Al-Masri says he was asked whether he had contacts with Islamic groups like al Qaeda or the Muslim Brotherhood, or aid organizations.
Al-Masri says he told the Americans he had never been involved in militant Islam. He says he was beaten and kept in solitary confinement.
"The whole time was bad. We were mistreated, humiliated, we were treated worse than animals. The food they gave us were leftover bones or chicken skin and the like," says al-Masri.
Al-Masri says he was questioned for five months, then released just as mysteriously as he was taken, put back on the unmarked plane, flown to Albania, and dropped by the side of a road.
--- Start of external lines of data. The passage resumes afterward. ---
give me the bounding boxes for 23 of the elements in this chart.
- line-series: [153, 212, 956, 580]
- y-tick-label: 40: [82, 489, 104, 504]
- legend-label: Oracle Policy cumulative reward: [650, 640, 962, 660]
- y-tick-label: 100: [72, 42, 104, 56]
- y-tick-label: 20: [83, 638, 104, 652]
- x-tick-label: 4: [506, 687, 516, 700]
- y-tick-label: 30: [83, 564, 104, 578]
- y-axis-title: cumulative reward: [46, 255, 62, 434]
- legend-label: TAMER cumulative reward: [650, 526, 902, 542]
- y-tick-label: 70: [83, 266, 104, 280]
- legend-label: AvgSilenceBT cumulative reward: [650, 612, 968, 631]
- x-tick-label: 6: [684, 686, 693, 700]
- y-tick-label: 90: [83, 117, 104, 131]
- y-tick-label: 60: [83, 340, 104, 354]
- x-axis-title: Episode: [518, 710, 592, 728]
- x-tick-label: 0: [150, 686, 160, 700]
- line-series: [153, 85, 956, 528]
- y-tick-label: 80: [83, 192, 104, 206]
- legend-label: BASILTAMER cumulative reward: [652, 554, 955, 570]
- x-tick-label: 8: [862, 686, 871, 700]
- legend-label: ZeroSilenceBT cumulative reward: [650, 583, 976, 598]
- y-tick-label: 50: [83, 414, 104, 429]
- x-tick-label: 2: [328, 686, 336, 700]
"I was in a place where there were no people, in the dark, and they told me to take a path and not look back. I walked along the path and thought they would shoot me in the back," says al-Masri.
Al-Masri says he expected his life was going to end that way. He says he was surprised when they didn't shoot him in the back.
"Yeah, I had a funny feeling. I thought they have this problem with me and they want to get rid of me some way, maybe in an unsuspecting country," he says.
Did anyone ever tell him that they had made a mistake?
"They told me that they had confused names and that they had cleared it up, but I can’t imagine that. You can clear up switching names in a few minutes," says al-Masri.
An intelligence official confirmed to 60 Minutes this was a case of mistaken identity. The agency realized its mistake when a technical analysis proved al-Masri's German passport was genuine.